Bang Imran tersenyum sambil menyeruput kopinya. Ia sempat membayangkan, alangkah bahagianya jika adik iparnya menikah dengan Arif, lelaki soleh yang tak diragukan lagi kemampuannya. Ia juga paham betul siapa Arif semasa kuliah, ia juga sedikit banyak telah mendengar tentang tingkat keilmuan orang tua Arif yang sudah melang-lang buana menjajaki Timur Tengah selama masa menempuh pendidikan. Sampai nama mereka tersohor bukan hanya di LIPIA tetapi sampai ke kampus asalnya, Al-Azhar.
Tapi, jodoh siapa yang tahu? Bisa saja Allah langsung yang akan turun tangan menjodohkan mereka.
"Abang, pamit pulang khi, anak kayaknya udah lelah"
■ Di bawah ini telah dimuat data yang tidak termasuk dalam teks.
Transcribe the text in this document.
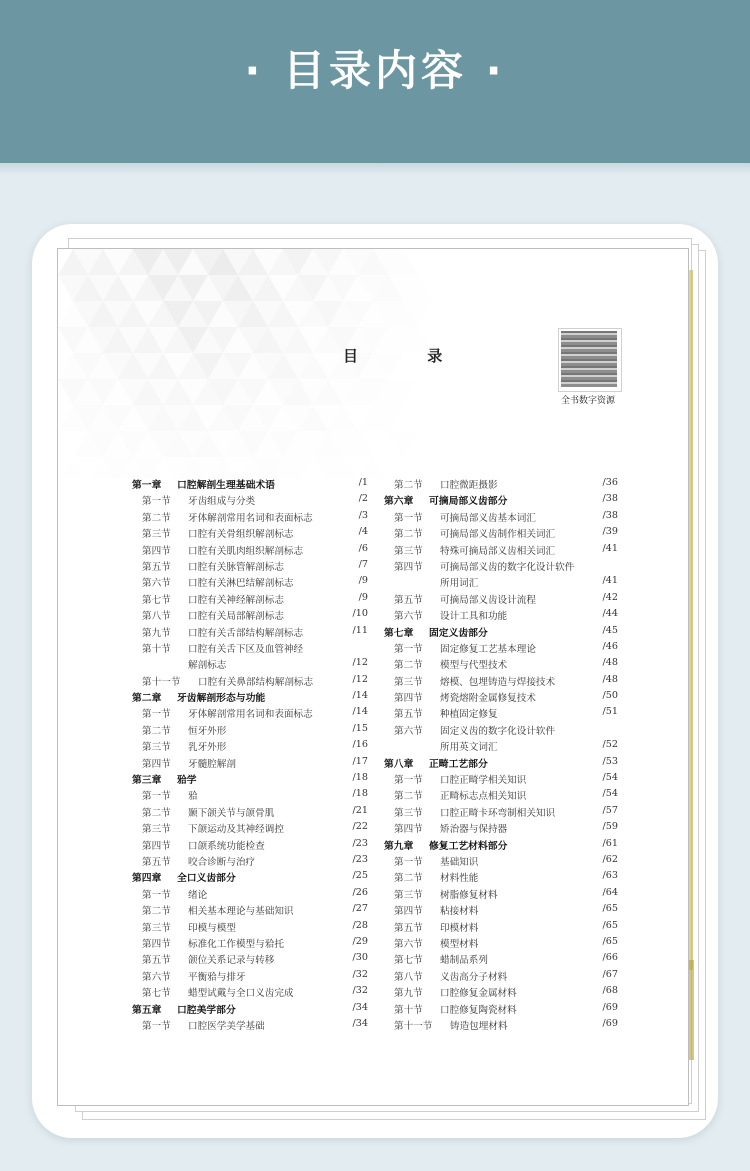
· 目录内容 ·
目 录
全书数字资源
第一章 口腔解剖生理基础术语	/1
第一节 牙齿组成与分类	/2
第二节 牙体解剖常用名词和表面标志	/3
第三节 口腔有关骨组织解剖标志	/4
第四节 口腔有关肌肉组织解剖标志	/6
第五节 口腔有关脉管解剖标志	/7
第六节 口腔有关淋巴结解剖标志	/9
第七节 口腔有关神经解剖标志	/9
第八节 口腔有关局部解剖标志	/10
第九节 口腔有关舌部结构解剖标志	/11
第十节 口腔有关舌下区及血管神经
解剖标志	/12
第十一节 口腔有关鼻部结构解剖标志	/12
第二章 牙齿解剖形态与功能	/14
第一节 牙体解剖常用名词和表面标志	/14
第二节 恒牙外形	/15
第三节 乳牙外形	/16
第四节 牙髓腔解剖	/17
第三章 𬌗学	/18
第一节 𬌗	/18
第二节 颞下颌关节与颌骨肌	/21
第三节 下颌运动及其神经调控	/22
第四节 口颌系统功能检查	/23
第五节 咬合诊断与治疗	/23
第四章 全口义齿部分	/25
第一节 绪论	/26
第二节 相关基本理论与基础知识	/27
第三节 印模与模型	/28
第四节 标准化工作模型与𬌗托	/29
第五节 颌位关系记录与转移	/30
第六节 平衡𬌗与排牙	/32
第七节 蜡型试戴与全口义齿完成	/32
第五章 口腔美学部分	/34
第一节 口腔医学美学基础	/34
第二节 口腔微距摄影	/36
第六章 可摘局部义齿部分	/38
第一节 可摘局部义齿基本词汇	/38
第二节 可摘局部义齿制作相关词汇	/39
第三节 特殊可摘局部义齿相关词汇	/41
第四节 可摘局部义齿的数字化设计软件
所用词汇	/41
第五节 可摘局部义齿设计流程	/42
第六节 设计工具和功能	/44
第七章 固定义齿部分	/45
第一节 固定修复工艺基本理论	/46
第二节 模型与代型技术	/48
第三节 熔模、包埋铸造与焊接技术	/48
第四节 烤瓷熔附金属修复技术	/50
第五节 种植固定修复	/51
第六节 固定义齿的数字化设计软件
所用英文词汇	/52
第八章 正畸工艺部分	/53
第一节 口腔正畸学相关知识	/54
第二节 正畸标志点相关知识	/54
第三节 口腔正畸卡环弯制相关知识	/57
第四节 矫治器与保持器	/59
第九章 修复工艺材料部分	/61
第一节 基础知识	/62
第二节 材料性能	/63
第三节 树脂修复材料	/64
第四节 粘接材料	/65
第五节 印模材料	/65
第六节 模型材料	/65
第七节 蜡制品系列	/66
第八节 义齿高分子材料	/67
第九节 口腔修复金属材料	/68
第十节 口腔修复陶瓷材料	/69
第十一节 铸造包埋材料	/69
"Oh, na'am, Bang. Tafadhol"
Mereka saling mengucap salam dan berjabat tangan. Kemudian mereka berpisah.
^^^
Ujang tampak kebingungan, mencari sesuatu. Ketika pandangan matanya bertemu dengan Arif, wajah lelahnya seketika berubah menjadi ceria. Ia duduk mendekati Arif, memesan makanan karena merasa kelaparan. Setelah makan mereka mencari Mushala untuk melaksanakan sholat Ashar. Tak lama mereka beranjak pulang.
'Dugh dugh dugh'
Suara kaca jendela bagian belakang mobil terlihat digedor-gedor oleh seseorang. Arif membuka kaca mobil kemudian melongok ke belakang. Terlihat dari arah belakang, bang Imran datang sambil membawa sesuatu ditangannya.
"Antum sudah mau pulang?"
"Iya, Bang. Antum juga mau pulang"
"Iya, anak-anak udah capek itu" sambil menunjuk kearah mobil Avanza Veloz yang terparkir tepat diseberang mobil Arif
"Ini, kalau antum tidak keberatan. Abang, mau ngasih ini" sambil menyodorkan sebuah bungkusan
"Apa ini, Bang?"
"Jadi, ceritanya, teman istri abang baru pulang dari Madinah. Ngunjungi saudaranya yang tinggal disana, nah adiknya istri saat itu, beberapa minggu lagi mau menikah, jadi, istri nitip ke temennya itu suruh bawakkan gamis putih baru untuk abang. Qadarullah gamisnya kepanjangan, terus juga ketiaknya agak pas. Lalu, istri minta gamisnya disimpen dulu, buat nanti kalau badan Abang sudah kurus, tapi, istri juga kasih opsi kedua, kasih sama orang lain saja. Biar menambah pundi-pundi amal jariyah"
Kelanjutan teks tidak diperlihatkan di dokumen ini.